Let $X$ Hilbert space and $U \subset X$ convex closed. Then we can define the projection operator on $U$ $P \colon X \to X$ such that $P x \in U$ is the orthogonal projection of $x \in X$. Moreover $P$ is a self-adjoint nilpotent operator.
Now define $Q=I-P$ so that $Qx$ is the orthogonal complement of $Px$. Now by the fact that $P$ is a self-adjoint nilpotent operator we also have that $Q$ is a self-adjoint nilpotent operator.
Now every self-adjoint nilpotent operators are projection operators, is it correct? Then if this is true $Q$ is a projection operator on some set $Y$. Is it true that $Y=\overline{ U^C}$?
Best Answer
In case $U$ is a closed subspace, and P is the orthogonal projection onto $U,$ then $(I - P)$ is the orthogonal projection onto the orthogonal complement of $U$ (which is closed, if this is how the question was about.)

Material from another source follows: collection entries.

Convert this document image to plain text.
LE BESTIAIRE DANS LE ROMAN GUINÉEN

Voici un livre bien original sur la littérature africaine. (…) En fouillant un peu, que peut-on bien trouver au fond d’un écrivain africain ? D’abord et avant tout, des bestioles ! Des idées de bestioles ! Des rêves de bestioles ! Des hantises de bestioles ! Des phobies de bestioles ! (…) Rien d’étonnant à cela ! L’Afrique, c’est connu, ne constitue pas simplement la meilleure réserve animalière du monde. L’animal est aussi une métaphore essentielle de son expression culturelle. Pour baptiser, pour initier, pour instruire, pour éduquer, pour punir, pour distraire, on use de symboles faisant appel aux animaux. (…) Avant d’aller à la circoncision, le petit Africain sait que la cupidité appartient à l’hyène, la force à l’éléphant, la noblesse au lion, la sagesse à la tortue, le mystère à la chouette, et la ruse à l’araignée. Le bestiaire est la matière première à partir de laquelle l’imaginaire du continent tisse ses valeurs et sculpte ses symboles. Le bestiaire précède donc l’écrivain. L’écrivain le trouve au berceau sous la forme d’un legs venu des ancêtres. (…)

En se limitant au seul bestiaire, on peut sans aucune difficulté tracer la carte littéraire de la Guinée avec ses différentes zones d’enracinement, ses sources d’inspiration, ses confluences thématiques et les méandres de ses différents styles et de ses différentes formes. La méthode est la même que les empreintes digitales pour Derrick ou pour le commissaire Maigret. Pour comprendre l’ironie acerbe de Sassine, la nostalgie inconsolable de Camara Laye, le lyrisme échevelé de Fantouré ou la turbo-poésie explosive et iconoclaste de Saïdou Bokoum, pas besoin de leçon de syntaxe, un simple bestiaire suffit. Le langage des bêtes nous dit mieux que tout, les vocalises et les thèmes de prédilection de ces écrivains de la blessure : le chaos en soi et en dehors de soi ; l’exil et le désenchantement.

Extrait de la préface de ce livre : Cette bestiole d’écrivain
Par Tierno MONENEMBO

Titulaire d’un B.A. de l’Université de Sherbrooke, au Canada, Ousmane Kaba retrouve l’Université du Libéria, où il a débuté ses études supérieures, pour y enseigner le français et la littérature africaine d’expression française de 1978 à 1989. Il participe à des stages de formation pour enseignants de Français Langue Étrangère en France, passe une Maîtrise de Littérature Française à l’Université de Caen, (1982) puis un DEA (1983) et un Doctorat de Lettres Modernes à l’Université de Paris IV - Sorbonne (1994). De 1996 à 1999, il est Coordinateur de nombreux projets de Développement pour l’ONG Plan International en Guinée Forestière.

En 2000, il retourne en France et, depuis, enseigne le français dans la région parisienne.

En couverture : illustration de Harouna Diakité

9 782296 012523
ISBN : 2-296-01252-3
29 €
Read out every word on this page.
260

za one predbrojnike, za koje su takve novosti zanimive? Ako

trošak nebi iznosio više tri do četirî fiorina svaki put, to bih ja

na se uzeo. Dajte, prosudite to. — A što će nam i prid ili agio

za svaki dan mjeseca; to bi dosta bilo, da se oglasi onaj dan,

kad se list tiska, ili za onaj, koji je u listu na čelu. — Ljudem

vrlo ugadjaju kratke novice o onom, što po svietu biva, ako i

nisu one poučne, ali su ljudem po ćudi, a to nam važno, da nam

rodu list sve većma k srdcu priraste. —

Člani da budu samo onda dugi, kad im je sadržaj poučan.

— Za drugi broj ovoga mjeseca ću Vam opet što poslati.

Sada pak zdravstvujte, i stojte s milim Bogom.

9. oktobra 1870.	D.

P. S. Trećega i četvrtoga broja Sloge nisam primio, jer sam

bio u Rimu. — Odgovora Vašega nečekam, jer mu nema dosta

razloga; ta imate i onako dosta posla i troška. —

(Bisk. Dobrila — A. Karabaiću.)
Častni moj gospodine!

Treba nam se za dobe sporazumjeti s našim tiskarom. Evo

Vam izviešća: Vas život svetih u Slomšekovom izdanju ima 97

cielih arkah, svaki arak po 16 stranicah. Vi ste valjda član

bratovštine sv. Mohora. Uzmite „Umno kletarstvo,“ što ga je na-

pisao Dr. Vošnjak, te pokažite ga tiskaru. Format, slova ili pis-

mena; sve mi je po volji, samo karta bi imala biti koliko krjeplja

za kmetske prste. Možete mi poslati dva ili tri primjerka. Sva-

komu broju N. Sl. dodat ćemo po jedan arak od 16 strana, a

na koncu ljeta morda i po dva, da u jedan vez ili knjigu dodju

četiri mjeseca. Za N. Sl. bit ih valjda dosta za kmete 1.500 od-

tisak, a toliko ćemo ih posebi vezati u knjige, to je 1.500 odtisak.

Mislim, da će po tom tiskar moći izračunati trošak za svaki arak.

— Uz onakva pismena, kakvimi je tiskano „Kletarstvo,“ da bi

I guess, what you mean by "orthogonal projection" onto a closed convex set $U$ is the mapping which to every $x \in X$ assigns the unique $u \in U$ with $\lVert x - u \rVert = \inf_{v \in U}\lVert x - v \rVert$ - note however, that this mapping needs not be linear! For a simple example consider $X = \mathbb{R}^2$ and $U = [-1,1] \times \{0\}.$